От внутривидовой борьбы было рукой подать до Дарвина, стало ясно, что теперь все пропало совсем. Дело в том, что у деда было особое отношение к Дарвину, которого не разделял даже тамбовский профессор, ставший приятелем деда и во всем остальном проявлявший с ним удивительное единодушие. В подробностях дедову позицию Антон не знал - после одного спора друзей, при котором случайно присутствовал отец, он сказал деду: "Оставьте мальчику хоть Дарвина. Ему экзамены сдавать - и в школе и в институте".

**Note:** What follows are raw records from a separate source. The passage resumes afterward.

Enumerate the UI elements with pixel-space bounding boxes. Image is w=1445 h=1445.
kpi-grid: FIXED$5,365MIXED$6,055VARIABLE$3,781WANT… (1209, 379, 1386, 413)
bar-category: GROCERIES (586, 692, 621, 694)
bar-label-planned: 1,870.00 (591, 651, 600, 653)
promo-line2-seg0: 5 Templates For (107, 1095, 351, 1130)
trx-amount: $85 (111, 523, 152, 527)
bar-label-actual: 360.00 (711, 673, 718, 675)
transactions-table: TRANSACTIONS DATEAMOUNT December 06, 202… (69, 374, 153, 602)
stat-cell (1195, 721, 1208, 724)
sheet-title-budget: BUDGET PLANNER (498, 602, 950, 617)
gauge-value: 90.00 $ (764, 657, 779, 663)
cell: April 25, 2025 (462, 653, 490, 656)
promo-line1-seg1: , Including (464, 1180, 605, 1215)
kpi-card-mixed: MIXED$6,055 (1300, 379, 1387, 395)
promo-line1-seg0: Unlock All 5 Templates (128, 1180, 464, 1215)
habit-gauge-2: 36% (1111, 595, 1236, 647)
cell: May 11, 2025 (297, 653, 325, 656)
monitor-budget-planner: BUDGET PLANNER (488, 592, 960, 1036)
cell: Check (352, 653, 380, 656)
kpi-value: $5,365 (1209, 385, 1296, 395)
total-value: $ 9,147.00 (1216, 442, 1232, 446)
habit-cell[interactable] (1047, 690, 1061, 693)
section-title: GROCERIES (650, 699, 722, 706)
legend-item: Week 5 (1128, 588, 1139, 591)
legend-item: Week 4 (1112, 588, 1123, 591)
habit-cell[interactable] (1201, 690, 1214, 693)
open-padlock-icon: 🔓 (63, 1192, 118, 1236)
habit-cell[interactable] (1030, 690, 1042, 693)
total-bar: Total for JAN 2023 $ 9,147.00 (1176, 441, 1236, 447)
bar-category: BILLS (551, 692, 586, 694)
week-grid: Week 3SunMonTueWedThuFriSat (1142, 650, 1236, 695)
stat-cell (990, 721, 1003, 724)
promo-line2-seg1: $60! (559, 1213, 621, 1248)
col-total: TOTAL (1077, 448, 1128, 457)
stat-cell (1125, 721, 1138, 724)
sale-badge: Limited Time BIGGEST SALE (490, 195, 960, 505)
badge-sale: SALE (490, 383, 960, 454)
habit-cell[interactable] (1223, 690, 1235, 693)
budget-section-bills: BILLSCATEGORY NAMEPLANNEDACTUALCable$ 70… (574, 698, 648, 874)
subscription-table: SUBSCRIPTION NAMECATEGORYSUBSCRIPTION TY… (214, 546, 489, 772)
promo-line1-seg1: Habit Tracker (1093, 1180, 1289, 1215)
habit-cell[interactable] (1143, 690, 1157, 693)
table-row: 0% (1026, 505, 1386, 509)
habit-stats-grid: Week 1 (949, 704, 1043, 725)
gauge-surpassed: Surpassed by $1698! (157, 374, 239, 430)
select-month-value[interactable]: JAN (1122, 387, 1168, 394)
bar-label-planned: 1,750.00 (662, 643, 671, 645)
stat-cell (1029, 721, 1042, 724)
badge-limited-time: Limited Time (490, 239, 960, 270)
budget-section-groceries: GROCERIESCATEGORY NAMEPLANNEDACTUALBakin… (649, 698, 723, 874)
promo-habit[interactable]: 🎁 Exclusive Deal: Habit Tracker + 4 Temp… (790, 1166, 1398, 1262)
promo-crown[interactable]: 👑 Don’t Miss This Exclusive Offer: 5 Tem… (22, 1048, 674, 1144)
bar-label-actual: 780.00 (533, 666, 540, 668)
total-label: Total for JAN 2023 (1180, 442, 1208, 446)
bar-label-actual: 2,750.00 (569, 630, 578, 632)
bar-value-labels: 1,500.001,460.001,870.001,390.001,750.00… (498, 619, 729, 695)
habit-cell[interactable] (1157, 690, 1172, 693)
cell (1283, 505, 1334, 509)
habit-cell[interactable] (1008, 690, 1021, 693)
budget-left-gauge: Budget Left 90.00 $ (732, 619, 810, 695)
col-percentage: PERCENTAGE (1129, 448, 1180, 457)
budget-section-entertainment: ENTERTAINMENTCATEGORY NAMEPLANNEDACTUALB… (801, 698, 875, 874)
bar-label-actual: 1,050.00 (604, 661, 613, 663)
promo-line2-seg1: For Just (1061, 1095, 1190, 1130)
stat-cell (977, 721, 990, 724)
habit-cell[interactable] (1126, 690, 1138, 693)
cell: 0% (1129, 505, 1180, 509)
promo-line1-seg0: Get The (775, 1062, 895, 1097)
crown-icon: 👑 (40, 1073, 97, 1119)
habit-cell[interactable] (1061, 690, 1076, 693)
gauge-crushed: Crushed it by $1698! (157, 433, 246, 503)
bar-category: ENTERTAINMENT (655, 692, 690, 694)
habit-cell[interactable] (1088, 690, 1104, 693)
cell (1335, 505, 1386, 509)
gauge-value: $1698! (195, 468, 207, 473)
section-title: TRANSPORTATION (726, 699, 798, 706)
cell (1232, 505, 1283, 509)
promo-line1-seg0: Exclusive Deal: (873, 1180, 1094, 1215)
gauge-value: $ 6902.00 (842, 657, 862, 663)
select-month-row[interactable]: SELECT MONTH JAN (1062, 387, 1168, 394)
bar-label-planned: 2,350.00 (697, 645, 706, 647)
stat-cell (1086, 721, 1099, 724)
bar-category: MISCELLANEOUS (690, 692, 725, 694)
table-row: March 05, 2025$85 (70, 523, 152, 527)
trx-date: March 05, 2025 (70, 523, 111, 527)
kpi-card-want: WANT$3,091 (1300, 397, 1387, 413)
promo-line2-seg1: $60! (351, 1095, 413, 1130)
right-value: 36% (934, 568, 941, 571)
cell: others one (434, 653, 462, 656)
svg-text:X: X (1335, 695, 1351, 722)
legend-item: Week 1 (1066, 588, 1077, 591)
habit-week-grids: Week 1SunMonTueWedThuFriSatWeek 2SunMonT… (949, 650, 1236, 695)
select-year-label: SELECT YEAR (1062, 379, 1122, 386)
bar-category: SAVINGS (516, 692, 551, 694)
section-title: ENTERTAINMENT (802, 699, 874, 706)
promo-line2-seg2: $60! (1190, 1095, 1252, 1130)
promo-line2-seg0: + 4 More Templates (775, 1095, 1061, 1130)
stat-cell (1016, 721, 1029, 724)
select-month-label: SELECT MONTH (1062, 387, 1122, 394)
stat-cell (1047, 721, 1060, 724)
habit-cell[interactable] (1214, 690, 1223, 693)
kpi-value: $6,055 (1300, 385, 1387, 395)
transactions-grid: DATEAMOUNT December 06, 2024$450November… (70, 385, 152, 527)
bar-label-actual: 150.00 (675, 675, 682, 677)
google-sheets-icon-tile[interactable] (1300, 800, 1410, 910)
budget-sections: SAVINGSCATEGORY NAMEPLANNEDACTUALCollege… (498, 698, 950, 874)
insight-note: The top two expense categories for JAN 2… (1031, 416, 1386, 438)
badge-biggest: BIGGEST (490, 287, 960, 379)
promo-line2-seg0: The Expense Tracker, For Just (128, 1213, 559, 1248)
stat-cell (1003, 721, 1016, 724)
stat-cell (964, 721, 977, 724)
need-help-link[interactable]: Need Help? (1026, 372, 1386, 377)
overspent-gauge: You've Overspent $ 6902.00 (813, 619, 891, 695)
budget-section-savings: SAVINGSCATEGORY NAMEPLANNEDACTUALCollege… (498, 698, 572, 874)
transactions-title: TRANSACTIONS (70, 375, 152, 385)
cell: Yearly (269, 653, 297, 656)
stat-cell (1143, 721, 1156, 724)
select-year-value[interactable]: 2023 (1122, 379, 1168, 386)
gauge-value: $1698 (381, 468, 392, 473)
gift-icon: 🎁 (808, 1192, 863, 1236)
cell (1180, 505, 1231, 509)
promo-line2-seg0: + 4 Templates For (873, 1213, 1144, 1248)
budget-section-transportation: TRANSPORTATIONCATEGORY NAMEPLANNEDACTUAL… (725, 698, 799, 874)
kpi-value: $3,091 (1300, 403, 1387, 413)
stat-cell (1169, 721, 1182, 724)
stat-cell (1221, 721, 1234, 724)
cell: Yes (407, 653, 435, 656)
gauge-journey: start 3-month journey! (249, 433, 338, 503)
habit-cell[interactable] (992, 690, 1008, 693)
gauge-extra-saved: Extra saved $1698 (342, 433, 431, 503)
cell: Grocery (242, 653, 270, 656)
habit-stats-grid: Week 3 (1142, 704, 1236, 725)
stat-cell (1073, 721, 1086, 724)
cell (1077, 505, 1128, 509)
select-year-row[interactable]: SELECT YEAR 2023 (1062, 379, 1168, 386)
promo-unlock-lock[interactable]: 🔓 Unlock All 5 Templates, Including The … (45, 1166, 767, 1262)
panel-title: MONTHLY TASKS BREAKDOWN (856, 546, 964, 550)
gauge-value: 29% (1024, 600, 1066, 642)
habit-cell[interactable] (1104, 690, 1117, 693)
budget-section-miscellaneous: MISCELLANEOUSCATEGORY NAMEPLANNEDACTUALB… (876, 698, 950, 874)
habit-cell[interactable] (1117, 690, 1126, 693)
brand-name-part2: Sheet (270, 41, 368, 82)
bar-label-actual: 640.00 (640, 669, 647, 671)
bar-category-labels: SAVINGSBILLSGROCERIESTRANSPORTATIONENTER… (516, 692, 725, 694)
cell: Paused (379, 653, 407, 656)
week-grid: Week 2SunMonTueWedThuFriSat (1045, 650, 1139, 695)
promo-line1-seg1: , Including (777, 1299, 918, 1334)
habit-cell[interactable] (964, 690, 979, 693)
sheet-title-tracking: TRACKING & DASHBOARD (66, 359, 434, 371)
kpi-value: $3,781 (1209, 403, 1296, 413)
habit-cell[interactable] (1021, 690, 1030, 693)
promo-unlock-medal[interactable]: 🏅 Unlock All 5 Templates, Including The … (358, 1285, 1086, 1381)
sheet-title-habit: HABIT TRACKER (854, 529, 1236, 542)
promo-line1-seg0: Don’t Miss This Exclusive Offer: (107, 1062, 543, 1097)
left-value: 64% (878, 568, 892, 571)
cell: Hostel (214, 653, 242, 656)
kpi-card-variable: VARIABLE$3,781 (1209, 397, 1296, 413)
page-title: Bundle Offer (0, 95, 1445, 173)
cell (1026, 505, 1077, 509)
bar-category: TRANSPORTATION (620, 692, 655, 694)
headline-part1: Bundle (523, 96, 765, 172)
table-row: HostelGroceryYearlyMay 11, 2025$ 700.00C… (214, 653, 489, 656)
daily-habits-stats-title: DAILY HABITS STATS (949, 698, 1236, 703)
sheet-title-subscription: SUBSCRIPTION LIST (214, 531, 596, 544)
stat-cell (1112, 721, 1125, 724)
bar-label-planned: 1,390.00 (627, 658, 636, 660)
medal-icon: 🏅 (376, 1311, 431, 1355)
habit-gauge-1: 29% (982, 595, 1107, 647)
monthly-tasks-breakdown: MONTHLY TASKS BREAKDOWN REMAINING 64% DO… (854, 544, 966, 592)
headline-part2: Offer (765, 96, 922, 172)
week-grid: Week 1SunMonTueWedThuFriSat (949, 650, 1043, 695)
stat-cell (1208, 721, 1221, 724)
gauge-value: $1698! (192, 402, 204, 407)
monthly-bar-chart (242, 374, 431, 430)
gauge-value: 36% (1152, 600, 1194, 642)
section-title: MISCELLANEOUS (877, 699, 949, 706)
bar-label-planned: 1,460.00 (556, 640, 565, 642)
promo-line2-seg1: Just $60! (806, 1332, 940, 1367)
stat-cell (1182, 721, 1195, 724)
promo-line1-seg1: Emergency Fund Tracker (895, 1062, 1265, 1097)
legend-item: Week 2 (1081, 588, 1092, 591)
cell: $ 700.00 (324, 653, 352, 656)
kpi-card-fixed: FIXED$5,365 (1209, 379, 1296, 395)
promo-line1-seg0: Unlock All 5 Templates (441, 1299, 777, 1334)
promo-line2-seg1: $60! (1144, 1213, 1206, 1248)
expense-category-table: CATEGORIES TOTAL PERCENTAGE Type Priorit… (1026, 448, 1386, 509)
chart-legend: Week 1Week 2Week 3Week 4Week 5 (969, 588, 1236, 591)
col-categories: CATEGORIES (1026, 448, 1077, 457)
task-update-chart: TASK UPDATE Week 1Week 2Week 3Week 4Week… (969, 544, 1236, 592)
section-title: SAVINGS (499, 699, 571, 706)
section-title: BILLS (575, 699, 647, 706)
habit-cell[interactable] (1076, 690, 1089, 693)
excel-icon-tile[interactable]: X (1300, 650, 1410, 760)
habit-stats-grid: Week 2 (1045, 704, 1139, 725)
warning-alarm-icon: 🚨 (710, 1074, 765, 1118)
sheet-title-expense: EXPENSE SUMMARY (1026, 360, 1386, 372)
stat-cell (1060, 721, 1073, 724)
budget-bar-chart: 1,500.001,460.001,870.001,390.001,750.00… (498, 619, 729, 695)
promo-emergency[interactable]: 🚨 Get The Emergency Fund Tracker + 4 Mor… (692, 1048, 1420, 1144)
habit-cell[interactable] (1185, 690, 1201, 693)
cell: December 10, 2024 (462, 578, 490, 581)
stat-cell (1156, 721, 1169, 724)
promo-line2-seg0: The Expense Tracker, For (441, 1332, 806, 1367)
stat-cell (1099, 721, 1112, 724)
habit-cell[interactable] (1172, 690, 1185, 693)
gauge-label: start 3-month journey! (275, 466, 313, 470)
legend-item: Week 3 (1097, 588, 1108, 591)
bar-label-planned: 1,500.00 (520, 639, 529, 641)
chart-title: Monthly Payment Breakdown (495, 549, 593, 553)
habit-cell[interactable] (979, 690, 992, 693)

– Я антилысенковец, но я дарвинист-эволюционист, - говорил профессор во время того спора.
– Как можно не признавать заслуг такого великого ученого.
– Я признаю, - смиренно соглашался дед (Антон знал этот его тон - он был сигналом к высказыванию самых твердых убеждений деда).
– Дарвин - крупная величина. Но абсолютно все сводить к естественному отбору и полному господству хаотических случайностей, из которых вдруг возникает изумительное по стройности замысла здание Природы (при этом слове дед должен был поднять руку над головою - и поднял), - извините.
– В вас говорит семинарист, с детства уверовавший в чудо и гармонию творения.
– Возможно, хотя и из семинаристов выходили Добролюбовы и Чернышевские. Главный наш гонитель Бога тоже учился в семинарии.
Но Елена Дмитриевна, было заметно, хотела поскорее уйти и тему о видах не поддержала. Когда Антон провожал учительницу до калитки, уже все ее лицо было в красных пятнах.
– На следующей неделе в школе, - сказала она, - комиссия роно. На уроке будет Энгельсина Савельевна, биолог из железнодорожной школы. Она всегда просит вызывать тех, у кого пятерки. У меня к тебе просьба: отвечай строго по учебнику. Договорились?
– она скомкала косынку и быстро пошла по улице.
Дед тоже выглядел взволнованным - такое приходилось видеть нечасто.
– Я и так высказал ей, - возражал он на что-то маме, - половину того,
что думаю про этого мракобеса, умолчал о главном: падение урожаев из-за все новых и новых его фокусов даже на десять пудов на га - а на самом деле больше - дает по стране не менее миллиарда пудов! Мерзавец не мелочится! До войны везде искали вредителей. Вот он, настоящий, не липовый!Советскую прессу дед почти не читал, но сведения о состоянии сельского хозяйства и биологической науки как-то стекались к нему: писали бывшие слушатели его лекций в агрономическом институте в Екатеринославе, то с оказией присылал письмо в тридцать страниц на ремингтоне знакомый по Киевскому съезду зоологов 1930 года, то что-то целыми днями рассказывал проживший неделю за печкой хромой старик, которого только что выперли со знаменитой Харьковской опытной станции, той самой, куда, с удивленьем узнал Антон, приглашали когда-то и деда после нескольких его статей о люцерне; недели две ходил обедать другой старик, беззубый, отбывший срок то ли в Карлаге, то ли на Балхаше, ученик зоопсихолога Вагнера, поразивший Антона заявлением, что самое великое произведение русской классической литературы - рассказ "Каштанка".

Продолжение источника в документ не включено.